Nested iteration?
Terry Jan Reedy
tjreedy at udel.edu
Tue Apr 23 16:49:30 EDT 2013
On 4/23/2013 11:40 AM, Roy Smith wrote:
> In reviewing somebody else's code today, I found the following
> construct (eliding some details):
>
> f = open(filename)
> for line in f:
> if re.search(pattern1, line):
> outer_line = f.next()
> for inner_line in f:
> if re.search(pattern2, inner_line):
> inner_line = f.next()
Did you possibly elide a 'break' after the inner_line assignment?
> Somewhat to my surprise, the code worked.
Without a break, the inner loop will continue iterating through the rest
of the file (billions of lines?) looking for pattern2 and re-binding
inner-line if there is another line or raising StopIteration if there is
not.
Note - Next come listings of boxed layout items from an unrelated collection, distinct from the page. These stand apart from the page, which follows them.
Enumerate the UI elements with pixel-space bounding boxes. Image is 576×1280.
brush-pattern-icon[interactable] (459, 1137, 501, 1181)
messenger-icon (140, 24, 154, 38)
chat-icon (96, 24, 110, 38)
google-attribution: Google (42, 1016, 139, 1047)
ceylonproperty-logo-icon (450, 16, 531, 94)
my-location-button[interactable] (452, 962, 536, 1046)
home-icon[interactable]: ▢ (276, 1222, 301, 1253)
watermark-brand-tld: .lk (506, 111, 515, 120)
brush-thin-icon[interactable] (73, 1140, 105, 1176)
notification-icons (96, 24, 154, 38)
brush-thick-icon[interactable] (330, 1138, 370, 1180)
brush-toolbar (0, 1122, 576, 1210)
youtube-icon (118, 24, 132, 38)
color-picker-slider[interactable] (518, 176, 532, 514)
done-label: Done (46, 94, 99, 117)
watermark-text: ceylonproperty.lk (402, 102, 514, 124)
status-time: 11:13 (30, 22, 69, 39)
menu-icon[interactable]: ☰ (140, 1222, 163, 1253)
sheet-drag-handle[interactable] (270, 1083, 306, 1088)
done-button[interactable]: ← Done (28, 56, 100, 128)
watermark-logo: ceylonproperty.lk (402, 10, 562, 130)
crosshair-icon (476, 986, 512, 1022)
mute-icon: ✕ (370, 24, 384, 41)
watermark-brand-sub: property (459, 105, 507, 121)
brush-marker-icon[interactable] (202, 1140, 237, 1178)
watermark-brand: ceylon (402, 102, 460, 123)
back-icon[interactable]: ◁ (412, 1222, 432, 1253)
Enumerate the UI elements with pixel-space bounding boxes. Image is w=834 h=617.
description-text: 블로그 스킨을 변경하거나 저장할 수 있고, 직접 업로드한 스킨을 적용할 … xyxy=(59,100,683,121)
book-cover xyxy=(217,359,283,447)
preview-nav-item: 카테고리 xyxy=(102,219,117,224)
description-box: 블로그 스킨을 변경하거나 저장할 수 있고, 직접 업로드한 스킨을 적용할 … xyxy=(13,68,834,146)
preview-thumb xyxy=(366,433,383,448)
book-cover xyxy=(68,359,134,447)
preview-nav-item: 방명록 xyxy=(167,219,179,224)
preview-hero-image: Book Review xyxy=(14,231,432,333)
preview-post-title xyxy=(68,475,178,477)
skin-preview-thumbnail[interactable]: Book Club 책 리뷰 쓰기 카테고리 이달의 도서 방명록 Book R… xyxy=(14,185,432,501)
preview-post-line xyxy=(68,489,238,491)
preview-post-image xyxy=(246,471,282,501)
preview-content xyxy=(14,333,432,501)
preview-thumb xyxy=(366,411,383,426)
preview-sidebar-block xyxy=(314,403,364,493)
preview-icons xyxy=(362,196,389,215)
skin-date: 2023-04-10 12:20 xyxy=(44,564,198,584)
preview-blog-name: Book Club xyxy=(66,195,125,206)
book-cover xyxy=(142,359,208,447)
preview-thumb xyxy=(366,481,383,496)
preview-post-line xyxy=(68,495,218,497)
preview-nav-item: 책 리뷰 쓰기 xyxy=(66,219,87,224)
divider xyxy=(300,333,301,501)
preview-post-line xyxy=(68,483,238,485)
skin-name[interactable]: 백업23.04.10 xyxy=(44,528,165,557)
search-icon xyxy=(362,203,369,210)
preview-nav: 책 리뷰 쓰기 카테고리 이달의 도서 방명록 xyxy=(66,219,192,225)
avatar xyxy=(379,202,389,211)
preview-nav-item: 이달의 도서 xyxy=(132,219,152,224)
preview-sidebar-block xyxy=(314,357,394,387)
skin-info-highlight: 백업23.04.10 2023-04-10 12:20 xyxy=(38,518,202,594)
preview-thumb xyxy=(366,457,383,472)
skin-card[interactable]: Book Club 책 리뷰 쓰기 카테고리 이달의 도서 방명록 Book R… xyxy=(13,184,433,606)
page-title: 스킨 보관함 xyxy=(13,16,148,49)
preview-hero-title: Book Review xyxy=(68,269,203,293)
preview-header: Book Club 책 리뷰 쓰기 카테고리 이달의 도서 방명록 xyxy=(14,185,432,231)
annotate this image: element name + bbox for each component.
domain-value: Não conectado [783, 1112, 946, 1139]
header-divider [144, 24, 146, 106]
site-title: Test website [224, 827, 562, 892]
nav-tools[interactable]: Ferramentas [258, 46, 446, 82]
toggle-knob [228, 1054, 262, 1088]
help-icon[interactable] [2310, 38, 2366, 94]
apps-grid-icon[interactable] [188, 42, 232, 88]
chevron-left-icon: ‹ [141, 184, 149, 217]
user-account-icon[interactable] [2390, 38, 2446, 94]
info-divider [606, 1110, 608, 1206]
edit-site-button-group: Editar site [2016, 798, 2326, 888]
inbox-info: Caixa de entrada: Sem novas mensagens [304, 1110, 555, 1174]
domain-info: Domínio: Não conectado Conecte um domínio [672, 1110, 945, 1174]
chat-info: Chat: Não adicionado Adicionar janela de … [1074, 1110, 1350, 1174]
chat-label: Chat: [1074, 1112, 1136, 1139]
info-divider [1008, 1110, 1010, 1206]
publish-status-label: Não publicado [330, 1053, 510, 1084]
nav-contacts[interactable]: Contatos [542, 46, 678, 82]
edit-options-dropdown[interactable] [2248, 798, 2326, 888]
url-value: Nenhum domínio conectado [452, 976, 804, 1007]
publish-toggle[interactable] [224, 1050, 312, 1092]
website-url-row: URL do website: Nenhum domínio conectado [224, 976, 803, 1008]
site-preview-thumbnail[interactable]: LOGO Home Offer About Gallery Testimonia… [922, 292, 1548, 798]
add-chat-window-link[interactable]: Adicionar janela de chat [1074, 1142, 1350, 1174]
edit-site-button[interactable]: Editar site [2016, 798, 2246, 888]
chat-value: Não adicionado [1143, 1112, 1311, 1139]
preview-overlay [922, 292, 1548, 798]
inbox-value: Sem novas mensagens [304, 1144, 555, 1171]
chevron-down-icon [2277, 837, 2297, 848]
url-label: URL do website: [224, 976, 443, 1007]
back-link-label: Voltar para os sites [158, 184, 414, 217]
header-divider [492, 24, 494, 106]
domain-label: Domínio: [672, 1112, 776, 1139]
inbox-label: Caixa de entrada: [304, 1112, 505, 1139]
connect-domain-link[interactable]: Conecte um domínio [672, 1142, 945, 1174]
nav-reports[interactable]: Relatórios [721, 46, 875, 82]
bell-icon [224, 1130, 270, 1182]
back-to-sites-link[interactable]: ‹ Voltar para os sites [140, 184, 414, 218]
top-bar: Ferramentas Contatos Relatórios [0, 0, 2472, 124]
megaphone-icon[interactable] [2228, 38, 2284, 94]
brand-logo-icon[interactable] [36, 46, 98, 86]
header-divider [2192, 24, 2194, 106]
Does this really constitute 'working'?
This is quite aside from issue of what one wants if there is no pattern1
or if there is no line after the first match (probably not
StopIteration) or if there is no pattern2.
> I didn't know it was legal to do nested iterations over the same iterable
Yes, but the effect is quite different for iterators (start where the
outer iteration left off) and non-iterators (restart at the beginning).
r = range(2)
for i in r:
for j in r:
print(i,j)
# this is a common idiom to get all pairs
0 0
0 1
1 0
1 1
ri= iter(range(3))
for i in ri:
for j in ri:
print(i,j)
# this is somewhat deceptive as the outer loop executes just once
0 1
0 2
I personally would add a 'break' after 'outer_line = next(f)', since the
first loop is effectively done anyway at that point, and dedent the
second for statement. I find to following clearer
ri= iter(range(3))
for i in ri:
break
for j in ri:
print(i,j)
# this makes it clear that the first loop executes just once
0 1
0 2
I would only nest if the inner loop could terminate without exhausting
the iterator and I wanted the outer loop to then resume.